Former Business Council of Australia chairman Tony Shepherd told the Weekend Australian: “Fighting COVID-19 is a wake-up call and an opportunity to rekindle productivity, investment, industrial relations and federal-state co-­operation to improve the lives of Australians... It is a terrible opportunity, but we must grasp this if we are to have any hope of coming out of this successfully.”

A major employer group, the Australian Chamber of Commerce and Industry, told the federal government’s Fair Work Commission it should consider cutting the minimum wage if the coronavirus crisis worsens, referring to the 10 percent reduction in award wages during the Great Depression.

Likewise, media outlets are insisting that the huge subsidies for big business, now exceeding half the entire annual federal government budget of $500 billion, must be clawed back by cutting social spending and working conditions. A nervous editorial in the Weekend Australian accepted that the government’s measures were necessary, for now, because of intensifying social and political discontent.

“Voter trust in our democracy has plummeted during a dysfunctional decade of hyper-partisanship, internal party disorder, obsession with niche rights and legislative gridlock,” the editorial warned.

“COVID-19 and its aftermath of high debt, social anxiety, and economic fragility will demand the political class turn its attention to basic problem-solving and long-term preparedness—on national security, vital infrastructure, manufacturing capability, sustainability and prosperity.”

Above all, this meant “taking the shackles off all our companies—reducing taxes, red tape and workplace restrictions.”

None of this would be possible without the Labor Party propping up the Morrison government.

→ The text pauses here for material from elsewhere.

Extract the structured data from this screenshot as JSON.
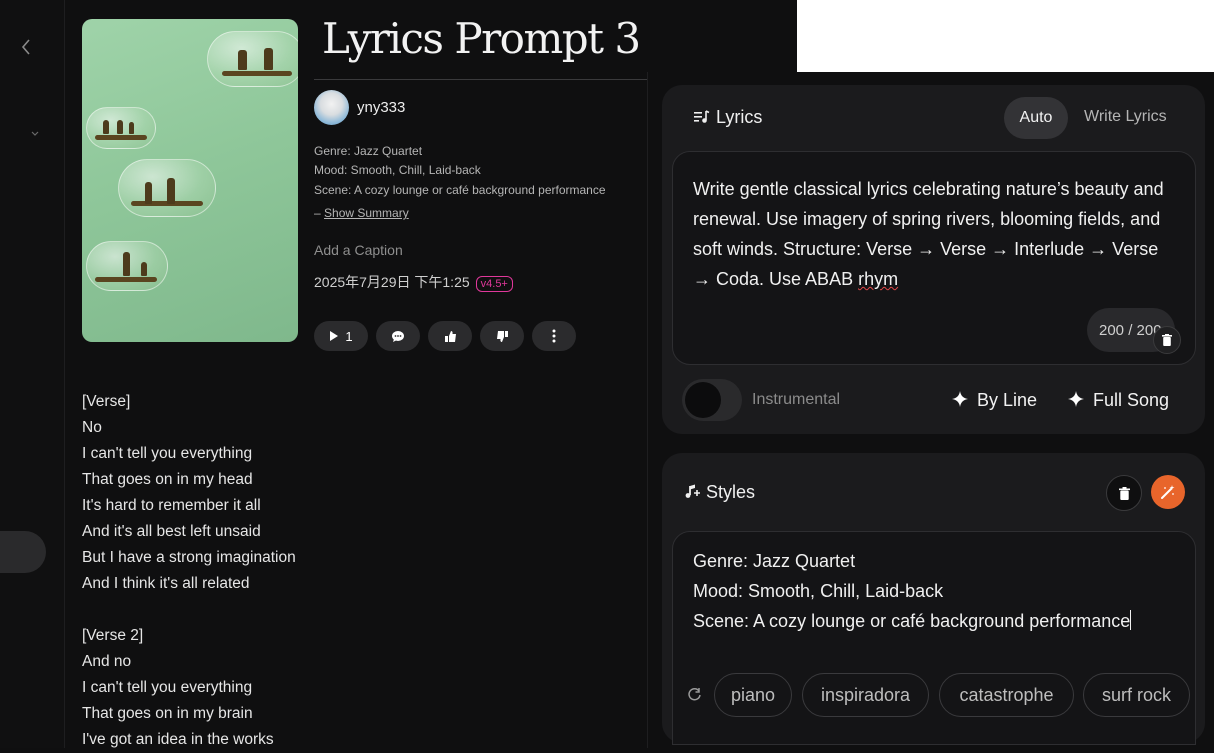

Labor holds the majority in the “national cabinet” of federal, state and territory leaders that has become a de facto “wartime” regime, ruling by decrees.

Having agreed to shut down parliament for months to facilitate executive rule, federal Labor leader Anthony Albanese and his shadow ministers are holding weekly teleconferences with their government counterparts to ensure a united front. Next Wednesday they will help the government push its $130 billion wage subsidy for employers through a one-day “emergency” sitting of parliament, just as they did last month for the government’s earlier business “stimulus” and “rescue” packages.

Speaking on Sky News yesterday, Albanese credited the government with implementing measures that were “really working” and vowed that he and his party would continue to be “as constructive as possible.”

Once again, even more so than following the global economic breakdown of 2008–09, the working class faces being made to pay for the utter failure of the corporate profit-driven market system. Workers must begin to take matters into their own hands by organising their own democratically-elected rank-and-file committees, independent of and opposed to the trade unions, to fight for their class interests.

The measures being taken to rescue capitalism via massive state handouts and interventions demonstrate the concrete necessity for the complete reorganisation of economic and social life along socialist lines, that is, on the basis of human need, not private profit and wealth accumulation.